No, and this is the whole point of the developer’s advisory. A disabled mod is still a file in a folder the game scans when it starts. The new mod system’s on and off switches, and the old trick of renaming a file, both leave the files where the engine can still find them.
What do I delete on a Linux Palworld server?
The Mods folder at the install root, and the ~mods, LogicMods and ~WorkshopMods folders under Pal/Content/Paks, plus any mod file you added there yourself. Leave Pal/Saved, the game’s own data files, and the server binary in Pal/Binaries/Linux completely alone.
Will my world survive removing the mods?
Usually. A world that only used balance or cosmetic mods is fine. A world that contains custom items or custom Pals from a content mod can fail to load once that mod is gone, which is why the backup comes first. If the world will not load clean, restore the backup and decide whether to start a fresh 1.0 world.
My mods work in single player. Why do they not work on my server?

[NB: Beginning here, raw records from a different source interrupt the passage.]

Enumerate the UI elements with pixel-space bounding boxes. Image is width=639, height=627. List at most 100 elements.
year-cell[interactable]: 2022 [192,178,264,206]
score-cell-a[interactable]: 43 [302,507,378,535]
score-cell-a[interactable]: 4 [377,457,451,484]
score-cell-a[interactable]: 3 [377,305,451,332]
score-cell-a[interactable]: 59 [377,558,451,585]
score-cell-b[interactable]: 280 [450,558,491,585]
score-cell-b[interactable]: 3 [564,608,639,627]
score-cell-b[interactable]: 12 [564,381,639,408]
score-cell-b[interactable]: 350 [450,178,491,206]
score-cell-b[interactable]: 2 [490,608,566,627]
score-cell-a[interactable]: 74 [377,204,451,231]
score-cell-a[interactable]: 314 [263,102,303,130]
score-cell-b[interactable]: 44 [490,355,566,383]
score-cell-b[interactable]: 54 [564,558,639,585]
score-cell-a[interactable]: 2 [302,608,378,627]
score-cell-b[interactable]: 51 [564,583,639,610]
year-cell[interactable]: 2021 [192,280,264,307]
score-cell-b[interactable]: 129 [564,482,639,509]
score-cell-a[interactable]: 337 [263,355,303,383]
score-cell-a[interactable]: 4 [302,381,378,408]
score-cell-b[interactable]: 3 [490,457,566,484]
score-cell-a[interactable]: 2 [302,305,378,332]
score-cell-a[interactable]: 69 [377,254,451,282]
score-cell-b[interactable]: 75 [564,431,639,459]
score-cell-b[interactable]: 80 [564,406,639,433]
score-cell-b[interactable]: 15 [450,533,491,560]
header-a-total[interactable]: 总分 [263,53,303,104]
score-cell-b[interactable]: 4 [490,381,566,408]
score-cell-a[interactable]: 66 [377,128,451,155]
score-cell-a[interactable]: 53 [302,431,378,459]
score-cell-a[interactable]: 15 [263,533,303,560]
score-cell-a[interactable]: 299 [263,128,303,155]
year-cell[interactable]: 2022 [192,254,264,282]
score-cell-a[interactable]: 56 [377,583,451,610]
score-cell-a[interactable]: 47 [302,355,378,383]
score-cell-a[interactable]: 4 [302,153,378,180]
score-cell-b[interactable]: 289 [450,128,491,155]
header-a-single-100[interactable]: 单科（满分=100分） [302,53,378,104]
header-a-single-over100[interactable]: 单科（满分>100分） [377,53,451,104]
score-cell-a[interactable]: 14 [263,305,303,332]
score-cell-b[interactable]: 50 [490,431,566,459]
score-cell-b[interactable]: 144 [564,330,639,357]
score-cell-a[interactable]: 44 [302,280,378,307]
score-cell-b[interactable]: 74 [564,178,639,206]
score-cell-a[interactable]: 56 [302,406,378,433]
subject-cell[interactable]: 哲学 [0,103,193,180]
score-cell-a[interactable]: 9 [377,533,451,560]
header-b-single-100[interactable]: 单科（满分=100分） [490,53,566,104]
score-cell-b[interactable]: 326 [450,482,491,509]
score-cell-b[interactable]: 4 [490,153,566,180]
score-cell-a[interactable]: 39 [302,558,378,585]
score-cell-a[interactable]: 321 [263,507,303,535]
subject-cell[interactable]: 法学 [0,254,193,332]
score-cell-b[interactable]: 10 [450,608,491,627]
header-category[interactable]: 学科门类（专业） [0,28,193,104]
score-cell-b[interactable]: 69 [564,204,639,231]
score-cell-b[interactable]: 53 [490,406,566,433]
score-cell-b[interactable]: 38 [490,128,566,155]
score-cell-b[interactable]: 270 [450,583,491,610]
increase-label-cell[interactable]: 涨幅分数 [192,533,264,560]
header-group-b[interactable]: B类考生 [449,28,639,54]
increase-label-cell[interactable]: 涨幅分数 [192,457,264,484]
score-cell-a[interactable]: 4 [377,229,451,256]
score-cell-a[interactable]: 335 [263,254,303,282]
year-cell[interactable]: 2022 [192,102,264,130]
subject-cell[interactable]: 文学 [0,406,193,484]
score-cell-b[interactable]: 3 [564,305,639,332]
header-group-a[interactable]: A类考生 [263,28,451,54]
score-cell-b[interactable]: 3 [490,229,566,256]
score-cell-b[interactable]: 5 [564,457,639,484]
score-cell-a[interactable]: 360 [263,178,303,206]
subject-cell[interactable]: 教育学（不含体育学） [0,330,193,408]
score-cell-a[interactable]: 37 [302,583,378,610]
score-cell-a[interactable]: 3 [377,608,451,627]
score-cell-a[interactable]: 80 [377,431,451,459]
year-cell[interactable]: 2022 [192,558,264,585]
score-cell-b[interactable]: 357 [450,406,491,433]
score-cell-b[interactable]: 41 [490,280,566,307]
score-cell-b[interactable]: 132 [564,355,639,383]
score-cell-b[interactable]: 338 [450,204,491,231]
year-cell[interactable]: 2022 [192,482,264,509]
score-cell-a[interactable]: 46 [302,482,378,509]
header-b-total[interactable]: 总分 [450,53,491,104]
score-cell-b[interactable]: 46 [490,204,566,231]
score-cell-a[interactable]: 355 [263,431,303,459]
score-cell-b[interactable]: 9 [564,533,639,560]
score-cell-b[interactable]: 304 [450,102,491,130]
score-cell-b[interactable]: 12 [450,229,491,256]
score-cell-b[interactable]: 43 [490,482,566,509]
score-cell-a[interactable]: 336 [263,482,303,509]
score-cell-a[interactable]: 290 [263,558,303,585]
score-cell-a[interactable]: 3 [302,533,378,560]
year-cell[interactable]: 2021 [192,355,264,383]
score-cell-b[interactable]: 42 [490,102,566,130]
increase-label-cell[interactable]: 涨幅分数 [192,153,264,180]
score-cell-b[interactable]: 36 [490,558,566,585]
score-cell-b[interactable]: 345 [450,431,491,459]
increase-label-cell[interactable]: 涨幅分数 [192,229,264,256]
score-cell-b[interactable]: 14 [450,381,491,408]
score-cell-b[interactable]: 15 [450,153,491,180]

Single player runs the game client, which loads mods through a script loader injected into the game process on Windows. A dedicated server is a different program. Pocketpair’s documentation states that server-side mods work only on the Windows edition of the dedicated server, so script-based mods do not load on a Linux server at all.
Do my players need the mods too?
For anything that changes the world, yes. The server owns the world, and a client that does not have the same content will disagree with it. Publish your mod list to your group and update it whenever you change it, or expect join failures and missing content reports.
I deleted the wrong file. How do I get it back?
If you deleted it through the LoafHosts File Manager, open the Recycle Bin and restore it; items are recoverable there for a few days. If a game file is genuinely gone, a validating update against the dedicated server app restores game files, but it will not restore your world. That is what the backup is for.
When should I install mods again?
After the server boots clean and unmodded, and only for mods whose author has confirmed 1.0 support. Add them one at a time, take a backup between each, and boot and play after every addition. Two mods installed at once tells you nothing about which one broke the server.